The incidence of clinical malaria detected by active case detection in children in Ifakara, southern Tanzania.

Between July 2000 and June 2001, we used weekly active case detection (ACD) of clinical malaria episodes in 618 children aged < 5 years to describe the epidemiology of malaria in Ifakara, southern Tanzania. Plasmodium falciparum-positive blood slides prepared from children with axillary temperature 37.5 degrees C were used to define clinical malaria and a rolling cross-sectional survey documented the prevalences of parasitaemia and anaemia. A random subsample of children was visited daily for 1 month at the end of the study to assess the effect of more frequent visits on estimated incidence rates. Only 50 (8%) children had 1 or more episodes of clinical malaria during the year, an overall incidence of 0.275 episodes/100 child-weeks-at-risk, with no age dependence. The maximum parasite prevalence of 25% was reached in children aged 4 years. The incidence of illness was significantly lower in children visited daily than in those visited weekly, suggesting a marked effect of frequent visits on estimated incidence rates. We conclude that the age pattern of malaria detected through ACD is a more robust epidemiological indicator than absolute incidence rate estimates and that, in contrast to the surrounding area, Ifakara town is subject to only moderate perennial malaria transmission.

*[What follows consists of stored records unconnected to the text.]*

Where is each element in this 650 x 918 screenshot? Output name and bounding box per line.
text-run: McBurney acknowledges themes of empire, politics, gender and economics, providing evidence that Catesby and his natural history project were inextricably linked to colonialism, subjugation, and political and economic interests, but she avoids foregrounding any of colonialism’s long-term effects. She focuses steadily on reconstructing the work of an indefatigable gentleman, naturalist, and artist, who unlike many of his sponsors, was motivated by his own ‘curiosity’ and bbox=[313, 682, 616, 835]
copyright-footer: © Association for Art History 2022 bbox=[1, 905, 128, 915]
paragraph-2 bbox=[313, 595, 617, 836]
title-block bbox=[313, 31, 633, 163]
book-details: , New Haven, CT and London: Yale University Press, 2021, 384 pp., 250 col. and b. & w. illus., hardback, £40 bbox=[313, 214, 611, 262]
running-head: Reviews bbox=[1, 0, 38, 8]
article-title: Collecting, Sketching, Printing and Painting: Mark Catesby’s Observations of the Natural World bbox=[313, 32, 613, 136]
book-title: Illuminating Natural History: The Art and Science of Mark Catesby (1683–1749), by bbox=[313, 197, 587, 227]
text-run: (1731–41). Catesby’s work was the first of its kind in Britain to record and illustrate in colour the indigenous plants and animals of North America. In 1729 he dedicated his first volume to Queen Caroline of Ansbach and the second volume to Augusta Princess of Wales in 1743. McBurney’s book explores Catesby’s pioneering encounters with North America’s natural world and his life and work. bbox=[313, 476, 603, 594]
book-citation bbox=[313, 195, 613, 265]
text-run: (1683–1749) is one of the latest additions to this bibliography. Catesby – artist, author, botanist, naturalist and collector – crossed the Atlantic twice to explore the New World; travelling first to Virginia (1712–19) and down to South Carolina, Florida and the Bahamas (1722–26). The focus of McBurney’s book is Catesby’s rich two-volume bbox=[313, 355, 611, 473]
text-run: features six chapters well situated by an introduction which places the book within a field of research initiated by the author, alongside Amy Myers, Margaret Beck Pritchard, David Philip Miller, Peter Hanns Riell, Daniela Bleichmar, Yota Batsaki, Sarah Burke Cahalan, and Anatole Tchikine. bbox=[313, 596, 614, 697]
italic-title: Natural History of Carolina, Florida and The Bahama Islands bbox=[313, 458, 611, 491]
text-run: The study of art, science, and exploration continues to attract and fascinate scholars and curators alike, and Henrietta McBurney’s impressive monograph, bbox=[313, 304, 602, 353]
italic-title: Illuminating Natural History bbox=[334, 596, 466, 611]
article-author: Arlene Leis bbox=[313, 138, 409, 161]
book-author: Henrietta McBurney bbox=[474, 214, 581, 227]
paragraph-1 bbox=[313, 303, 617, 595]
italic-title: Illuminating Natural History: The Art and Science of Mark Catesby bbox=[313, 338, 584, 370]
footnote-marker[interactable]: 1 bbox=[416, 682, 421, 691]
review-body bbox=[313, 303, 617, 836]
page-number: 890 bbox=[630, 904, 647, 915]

A trial of the synthetic malaria vaccine SPf66 in Tanzania: rationale and design

The development of a safe, affordable and effective malaria vaccine to form part of control schemes in malaria endemic countries is a priority for researchers and public health officials. SPf66 is the first malaria vaccine to have shown partial protection against natural challenge in a phase III trial carried out in a hypoendemic area of Colombia. This paper describes the rationale and design of the first field trial of SPf66 outside South America, and the first to be conducted in an area of high perennial transmission.

Inter-observer variation in the assessment of clinical signs in sick Tanzanian children

We assessed the inter-observer agreement in identification of a range of 24 clinical signs associated with disease presentation in 327 children aged < 5 years admitted to hospital in January-June 1999 in Ifakara, southern Tanzania. Children with diagnoses of malaria, pneumonia, diarrhoea, anaemia and malnutrition were examined independently by 2 clinical officers. Findings were recorded on a standard proforma. The Kappa-statistic was used to assess inter-observer agreement for each sign. Physical signs were more likely to be agreed upon by clinicians if they involved inspection than if they involved auscultation. The signs included in the Integrated Management of Childhood Illness (IMCI) algorithm were found to be largely appropriate (Kappa-scores > 0.41) although there was only fair agreement (Kappa-score 0.21-0.40) in the detection of neck stiffness and chest indrawing and slight agreement in the detection of dehydration (Kappa-score 0.199). All objective neurological signs were less reliably assessed in infants than in older children. The difficulties surrounding the diagnosis of impaired consciousness in young children should increase vigilance in the diagnosis and management of neurological complications of illnesses in infancy.